[RFC/PATCH] Buggy bios e820 workaround

Marc ZYNGIER (maz@wild-wind.fr.eu.org)
13 Dec 1999 20:38:54 +0100


Hi all,

Having recently got my hands on an old dual P5 (HP XU 5/75, 430NX
chipset), I've been unable to use it reliably with 2.3.x (random
crashes, FS corruption...).

I've narrowed the problem to the following thing :

Dec 12 18:31:10 if kernel: e820: 0009f800 @ 00000000 (usable)
Dec 12 18:31:10 if kernel: e820: 00000800 @ 0009f800 (reserved)
Dec 12 18:31:10 if kernel: e820: 00010000 @ 000e0000 (usable)
^^^^^^^^^^^^^^^^^^^^^^^^^^^^
Dec 12 18:31:10 if kernel: e820: 00010000 @ 000f0000 (reserved)
Dec 12 18:31:10 if kernel: e820: 01f00000 @ 00100000 (usable)
Dec 12 18:31:10 if kernel: e820: 00001000 @ fec00000 (reserved)
Dec 12 18:31:10 if kernel: e820: 00001000 @ fee00000 (reserved)
Dec 12 18:31:10 if kernel: e820: 00010000 @ ffff0000 (reserved)

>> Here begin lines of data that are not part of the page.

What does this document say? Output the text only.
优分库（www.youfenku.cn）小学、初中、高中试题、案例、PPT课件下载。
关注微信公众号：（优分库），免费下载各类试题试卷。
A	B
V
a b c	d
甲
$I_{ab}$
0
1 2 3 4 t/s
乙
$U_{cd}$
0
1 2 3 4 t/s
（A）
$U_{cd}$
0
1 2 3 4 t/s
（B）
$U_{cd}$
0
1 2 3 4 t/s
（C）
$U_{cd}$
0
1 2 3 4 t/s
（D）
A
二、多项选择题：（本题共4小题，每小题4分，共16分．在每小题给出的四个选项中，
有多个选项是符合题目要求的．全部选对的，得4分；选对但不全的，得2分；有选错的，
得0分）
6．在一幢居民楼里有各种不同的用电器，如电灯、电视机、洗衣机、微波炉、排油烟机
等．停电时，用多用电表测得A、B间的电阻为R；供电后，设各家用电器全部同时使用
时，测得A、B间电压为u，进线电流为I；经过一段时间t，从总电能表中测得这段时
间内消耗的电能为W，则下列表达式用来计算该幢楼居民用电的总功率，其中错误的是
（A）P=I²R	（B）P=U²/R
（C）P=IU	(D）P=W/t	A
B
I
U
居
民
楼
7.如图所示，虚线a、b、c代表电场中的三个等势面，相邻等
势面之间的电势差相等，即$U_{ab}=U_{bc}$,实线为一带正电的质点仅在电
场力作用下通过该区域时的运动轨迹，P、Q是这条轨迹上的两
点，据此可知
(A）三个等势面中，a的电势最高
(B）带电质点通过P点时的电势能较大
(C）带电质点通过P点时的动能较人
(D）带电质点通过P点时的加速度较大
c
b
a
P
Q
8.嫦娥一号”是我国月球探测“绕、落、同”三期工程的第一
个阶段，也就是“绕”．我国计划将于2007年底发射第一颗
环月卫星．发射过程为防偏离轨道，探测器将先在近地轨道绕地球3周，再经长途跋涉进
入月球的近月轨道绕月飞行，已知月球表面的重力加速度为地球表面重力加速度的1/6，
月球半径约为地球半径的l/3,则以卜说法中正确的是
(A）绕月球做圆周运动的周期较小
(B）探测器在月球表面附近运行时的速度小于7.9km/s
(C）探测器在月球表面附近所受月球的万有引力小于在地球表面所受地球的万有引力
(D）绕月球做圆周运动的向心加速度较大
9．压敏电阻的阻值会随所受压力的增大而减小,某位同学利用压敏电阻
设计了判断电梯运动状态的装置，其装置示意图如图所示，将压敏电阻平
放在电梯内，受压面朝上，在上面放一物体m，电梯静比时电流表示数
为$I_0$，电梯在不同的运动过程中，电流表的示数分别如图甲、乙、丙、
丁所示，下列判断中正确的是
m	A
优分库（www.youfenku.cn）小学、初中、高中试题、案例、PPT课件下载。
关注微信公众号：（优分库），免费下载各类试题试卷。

The bios reports a 64k zone @e000, while it doesn't look there is any
real memory there... Too bad... Digging into lkml archive, I found
that Pavel Machek already reported such a problem with his Toshiba
Satellite 4030CDT.

Since booting with mem=xxM only creates two e820 zones (from 0 to
LOWMEMSIZE, and HIGH_MEMORY to xxM, and thus excluding the 640k-1M
zone), I went ahead and patched my kernel to automagically exclude any
E820_RAM zone that would be between LOWMEMSIZE and HIGH_MEMORY.

With this patch, booting now reports :

e820: 0009f800 @ 00000000 (usable)
e820: 00000800 @ 0009f800 (reserved)
e820: 00010000 @ 000e0000 (was usable, forced to reserved)
e820: 00010000 @ 000f0000 (reserved)
e820: 05f00000 @ 00100000 (usable)
e820: 00001000 @ fec00000 (reserved)
e820: 00001000 @ fee00000 (reserved)
e820: 00010000 @ ffff0000 (reserved)

This workaround works perfectly (at least for me ;-). It is not
currently not a configuration option, but could be easily made so if
necessary. Any comment/{problem,success} report/flame/beer is of
course welcome !

Marc.

--- linux/arch/i386/kernel/setup.c.orig Mon Dec 13 19:22:03 1999
+++ linux/arch/i386/kernel/setup.c Mon Dec 13 19:22:22 1999
@@ -406,9 +406,7 @@
void __init setup_memory_region(void)
{
#define E820_DEBUG 1
-#ifdef E820_DEBUG
int i;
-#endif

/*
* If we're lucky and live on a modern system, the setup code
@@ -421,6 +419,9 @@
* regions: one from 0 to 640k, and one from 1mb up. (The IBM
* thinkpad 560x, for example, does not cooperate with the memory
* detection code.)
+ *
+ * Do not trust e820 maps telling you that there is usable RAM
+ * sitting between 640k and 1MB, this is probably a lie...
*/
if (E820_MAP_NR > 1) {
/* got a memory map; copy it into a safe place.
@@ -429,13 +430,23 @@
if (e820.nr_map > E820MAX)
e820.nr_map = E820MAX;
memcpy(e820.map, E820_MAP, e820.nr_map * sizeof e820.map[0]);
-#ifdef E820_DEBUG
for (i=0; i < e820.nr_map; i++) {
+#ifdef E820_DEBUG
printk("e820: %08x @ %08x ", (int)e820.map[i].size,
(int)e820.map[i].addr);
+#endif
switch (e820.map[i].type) {
- case E820_RAM: printk("(usable)\n");
+ case E820_RAM: if ((int) e820.map[i].addr >= LOWMEMSIZE() &&
+ (int) e820.map[i].addr < HIGH_MEMORY) {
+ e820.map[i].type = E820_RESERVED;
+#ifdef E820_DEBUG
+ printk ("(was usable, forced to reserved)\n");
+ } else {
+ printk("(usable)\n");
+#endif
+ }
break;
+#ifdef E820_DEBUG
case E820_RESERVED:
printk("(reserved)\n");
break;
@@ -447,9 +458,9 @@
break;
default: printk("type %lu\n", e820.map[i].type);
break;
+#endif
}
}
-#endif
}
else {
/* otherwise fake a memory map; one section from 0k->640k,

-- 
Places change, faces change. Life is so very strange.